62 Now on the next day, which was the day after the Preparation Day, the chief priests and the Pharisees were gathered together to Pilate,
En den volgenden dag, dat is den dag na de voorbereiding, kwamen de overpriesters en de fariseërs tot Pilatus en zeiden:
63 saying, "Sir, we remember what that deceiver said while he was still alive: 'After three days I will rise again.'
Heer, wij herinneren ons, dat deze verleider, toen Hij nog leefde, gezegd heeft: Na drie dagen zal Ik verrijzen.
64 Command therefore that the tomb be made secure until the third day, lest perhaps his disciples come and steal him away, and tell the people, 'He is risen from the dead;' and the last deception will be worse than the first."

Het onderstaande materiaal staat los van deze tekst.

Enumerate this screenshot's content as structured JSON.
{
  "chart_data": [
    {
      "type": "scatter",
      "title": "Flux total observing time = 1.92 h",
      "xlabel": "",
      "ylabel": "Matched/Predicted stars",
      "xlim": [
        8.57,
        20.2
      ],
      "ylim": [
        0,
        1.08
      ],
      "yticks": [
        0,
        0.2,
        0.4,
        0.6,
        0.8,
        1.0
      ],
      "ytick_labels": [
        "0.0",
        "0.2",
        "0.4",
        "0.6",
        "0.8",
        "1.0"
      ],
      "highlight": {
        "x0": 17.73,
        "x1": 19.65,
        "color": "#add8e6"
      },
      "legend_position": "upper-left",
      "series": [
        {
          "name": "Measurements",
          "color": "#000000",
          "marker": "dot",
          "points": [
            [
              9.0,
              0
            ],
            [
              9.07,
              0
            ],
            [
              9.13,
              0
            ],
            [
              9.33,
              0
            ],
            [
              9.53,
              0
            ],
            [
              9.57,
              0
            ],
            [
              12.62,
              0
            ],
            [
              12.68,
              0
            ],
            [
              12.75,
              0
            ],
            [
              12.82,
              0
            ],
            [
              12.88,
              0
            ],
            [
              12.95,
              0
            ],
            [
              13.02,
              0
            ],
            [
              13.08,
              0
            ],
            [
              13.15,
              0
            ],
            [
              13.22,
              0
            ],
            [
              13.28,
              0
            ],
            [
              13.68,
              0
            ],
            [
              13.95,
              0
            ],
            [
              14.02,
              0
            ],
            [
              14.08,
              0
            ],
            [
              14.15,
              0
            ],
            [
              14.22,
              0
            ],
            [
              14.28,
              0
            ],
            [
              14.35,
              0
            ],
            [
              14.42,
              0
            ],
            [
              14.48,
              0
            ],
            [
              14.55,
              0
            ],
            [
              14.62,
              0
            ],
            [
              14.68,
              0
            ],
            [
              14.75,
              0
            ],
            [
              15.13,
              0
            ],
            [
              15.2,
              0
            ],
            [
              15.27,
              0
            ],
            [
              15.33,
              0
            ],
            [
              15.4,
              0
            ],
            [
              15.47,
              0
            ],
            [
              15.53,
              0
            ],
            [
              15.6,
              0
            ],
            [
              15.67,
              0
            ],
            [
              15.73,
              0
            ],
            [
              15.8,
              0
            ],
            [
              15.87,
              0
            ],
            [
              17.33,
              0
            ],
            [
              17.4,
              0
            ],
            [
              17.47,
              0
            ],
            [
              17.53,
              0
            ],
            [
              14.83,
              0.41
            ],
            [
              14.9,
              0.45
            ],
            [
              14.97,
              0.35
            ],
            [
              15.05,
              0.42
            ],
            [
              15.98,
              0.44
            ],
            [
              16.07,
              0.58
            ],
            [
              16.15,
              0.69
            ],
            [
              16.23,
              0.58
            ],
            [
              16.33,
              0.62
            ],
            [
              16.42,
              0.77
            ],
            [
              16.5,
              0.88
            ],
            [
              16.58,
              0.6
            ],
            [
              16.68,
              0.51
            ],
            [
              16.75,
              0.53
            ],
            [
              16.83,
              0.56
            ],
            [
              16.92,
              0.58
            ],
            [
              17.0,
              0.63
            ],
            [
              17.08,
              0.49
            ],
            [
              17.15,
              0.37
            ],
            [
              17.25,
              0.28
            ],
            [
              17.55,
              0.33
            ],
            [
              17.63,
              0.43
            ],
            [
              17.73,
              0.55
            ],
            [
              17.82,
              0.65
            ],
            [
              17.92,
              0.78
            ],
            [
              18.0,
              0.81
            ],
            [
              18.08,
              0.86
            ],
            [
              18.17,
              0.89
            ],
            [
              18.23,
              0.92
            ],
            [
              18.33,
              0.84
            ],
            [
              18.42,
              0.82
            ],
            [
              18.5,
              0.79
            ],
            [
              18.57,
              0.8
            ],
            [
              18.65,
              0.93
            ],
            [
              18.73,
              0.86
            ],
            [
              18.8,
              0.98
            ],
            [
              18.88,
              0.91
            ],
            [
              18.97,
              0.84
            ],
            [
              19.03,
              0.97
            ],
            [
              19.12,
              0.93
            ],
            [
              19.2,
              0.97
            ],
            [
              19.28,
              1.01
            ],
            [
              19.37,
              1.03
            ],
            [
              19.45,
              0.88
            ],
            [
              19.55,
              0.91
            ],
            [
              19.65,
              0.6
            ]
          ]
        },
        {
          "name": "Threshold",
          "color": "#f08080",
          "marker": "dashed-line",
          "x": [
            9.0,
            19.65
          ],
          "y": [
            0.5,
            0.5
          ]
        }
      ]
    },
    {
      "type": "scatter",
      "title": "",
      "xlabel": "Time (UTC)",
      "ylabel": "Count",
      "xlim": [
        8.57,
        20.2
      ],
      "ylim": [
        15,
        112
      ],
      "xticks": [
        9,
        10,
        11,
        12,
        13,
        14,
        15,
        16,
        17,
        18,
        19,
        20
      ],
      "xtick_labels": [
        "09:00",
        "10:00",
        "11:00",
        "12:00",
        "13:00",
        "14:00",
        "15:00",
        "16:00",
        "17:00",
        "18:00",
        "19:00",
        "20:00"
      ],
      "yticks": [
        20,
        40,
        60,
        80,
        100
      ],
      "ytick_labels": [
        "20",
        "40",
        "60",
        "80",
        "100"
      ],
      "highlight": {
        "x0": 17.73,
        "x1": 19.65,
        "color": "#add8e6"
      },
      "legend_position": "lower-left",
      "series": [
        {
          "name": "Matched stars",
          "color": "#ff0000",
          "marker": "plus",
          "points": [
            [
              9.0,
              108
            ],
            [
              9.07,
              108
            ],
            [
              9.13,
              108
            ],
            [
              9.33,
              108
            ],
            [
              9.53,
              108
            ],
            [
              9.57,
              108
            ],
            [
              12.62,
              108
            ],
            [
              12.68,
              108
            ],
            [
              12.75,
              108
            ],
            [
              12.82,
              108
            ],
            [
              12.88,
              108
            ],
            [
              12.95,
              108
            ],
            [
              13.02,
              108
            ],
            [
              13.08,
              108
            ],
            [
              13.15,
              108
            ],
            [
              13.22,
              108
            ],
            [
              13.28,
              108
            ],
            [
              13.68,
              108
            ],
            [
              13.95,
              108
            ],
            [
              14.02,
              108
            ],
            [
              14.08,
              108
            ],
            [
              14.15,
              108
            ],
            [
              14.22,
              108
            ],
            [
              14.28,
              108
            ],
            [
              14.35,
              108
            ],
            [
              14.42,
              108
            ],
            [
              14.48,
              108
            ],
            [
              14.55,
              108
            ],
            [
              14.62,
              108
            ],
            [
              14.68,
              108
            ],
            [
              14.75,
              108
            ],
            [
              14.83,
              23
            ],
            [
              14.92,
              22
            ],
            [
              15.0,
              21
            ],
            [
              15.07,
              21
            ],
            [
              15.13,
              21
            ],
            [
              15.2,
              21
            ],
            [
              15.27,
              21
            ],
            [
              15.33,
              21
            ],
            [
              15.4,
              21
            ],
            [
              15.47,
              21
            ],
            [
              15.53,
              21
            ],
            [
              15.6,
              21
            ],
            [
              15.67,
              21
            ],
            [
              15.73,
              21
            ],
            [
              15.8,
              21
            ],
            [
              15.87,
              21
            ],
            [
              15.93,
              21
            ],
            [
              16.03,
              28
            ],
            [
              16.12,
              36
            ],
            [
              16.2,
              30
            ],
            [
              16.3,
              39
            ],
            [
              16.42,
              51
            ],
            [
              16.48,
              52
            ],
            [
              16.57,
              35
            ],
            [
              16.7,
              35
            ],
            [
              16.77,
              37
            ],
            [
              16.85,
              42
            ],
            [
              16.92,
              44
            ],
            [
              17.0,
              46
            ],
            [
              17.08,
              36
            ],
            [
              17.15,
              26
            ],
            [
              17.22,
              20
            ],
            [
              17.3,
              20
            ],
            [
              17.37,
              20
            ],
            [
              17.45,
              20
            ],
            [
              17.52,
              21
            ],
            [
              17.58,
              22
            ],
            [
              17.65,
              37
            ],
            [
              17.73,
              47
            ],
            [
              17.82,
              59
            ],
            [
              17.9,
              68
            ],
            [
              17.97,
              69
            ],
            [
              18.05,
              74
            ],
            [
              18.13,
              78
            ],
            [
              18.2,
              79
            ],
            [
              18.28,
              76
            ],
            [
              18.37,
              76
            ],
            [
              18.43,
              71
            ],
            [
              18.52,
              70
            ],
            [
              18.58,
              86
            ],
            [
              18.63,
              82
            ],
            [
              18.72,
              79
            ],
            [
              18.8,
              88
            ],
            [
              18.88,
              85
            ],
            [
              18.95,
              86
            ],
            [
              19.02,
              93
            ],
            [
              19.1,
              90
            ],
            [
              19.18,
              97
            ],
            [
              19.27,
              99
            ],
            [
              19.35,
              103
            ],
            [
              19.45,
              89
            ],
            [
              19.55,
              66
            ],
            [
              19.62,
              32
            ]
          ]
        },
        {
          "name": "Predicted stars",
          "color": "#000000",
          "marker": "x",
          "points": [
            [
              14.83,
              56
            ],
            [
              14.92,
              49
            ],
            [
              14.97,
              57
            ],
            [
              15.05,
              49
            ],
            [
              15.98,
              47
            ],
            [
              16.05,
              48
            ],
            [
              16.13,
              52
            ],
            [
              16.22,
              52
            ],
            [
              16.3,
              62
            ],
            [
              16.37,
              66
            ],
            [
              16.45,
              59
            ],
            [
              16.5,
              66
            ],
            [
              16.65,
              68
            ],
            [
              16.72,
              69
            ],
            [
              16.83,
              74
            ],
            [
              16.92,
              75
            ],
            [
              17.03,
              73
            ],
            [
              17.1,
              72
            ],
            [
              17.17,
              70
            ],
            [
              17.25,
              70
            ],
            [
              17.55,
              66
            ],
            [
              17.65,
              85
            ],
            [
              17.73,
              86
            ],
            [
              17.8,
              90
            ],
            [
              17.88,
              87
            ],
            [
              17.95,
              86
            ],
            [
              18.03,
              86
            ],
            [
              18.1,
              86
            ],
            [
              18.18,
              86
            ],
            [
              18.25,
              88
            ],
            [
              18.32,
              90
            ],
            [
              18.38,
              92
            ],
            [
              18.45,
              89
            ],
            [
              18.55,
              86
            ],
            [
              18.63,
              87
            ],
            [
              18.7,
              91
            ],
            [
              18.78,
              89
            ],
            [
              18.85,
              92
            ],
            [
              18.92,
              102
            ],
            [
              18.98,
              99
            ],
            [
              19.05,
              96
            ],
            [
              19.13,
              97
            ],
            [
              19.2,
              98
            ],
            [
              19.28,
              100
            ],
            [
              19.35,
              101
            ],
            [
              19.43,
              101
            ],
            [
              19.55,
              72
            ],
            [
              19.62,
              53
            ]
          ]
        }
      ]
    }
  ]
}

Beveel dan dat het graf bewaakt worde tot den derden dag toe, opdat zijn discipelen niet komen bij nacht en Hem stelen en tot het volk zeggen: Hij is verrezen van de dooden! En zoo zou het laatste bedrog erger zijn dan het eerste.
65 Pilate said to them, "You have a guard. Go, make it as secure as you can."
En Pilatus zeide tot hen: Gij hebt een wacht; gaat heen en bewaakt het zoo goed gij kunt.
66 So they went with the guard and made the tomb secure, sealing the stone.
En zij gingen heen en bewaakten het graf met de wacht, den steen verzegeld hebbende.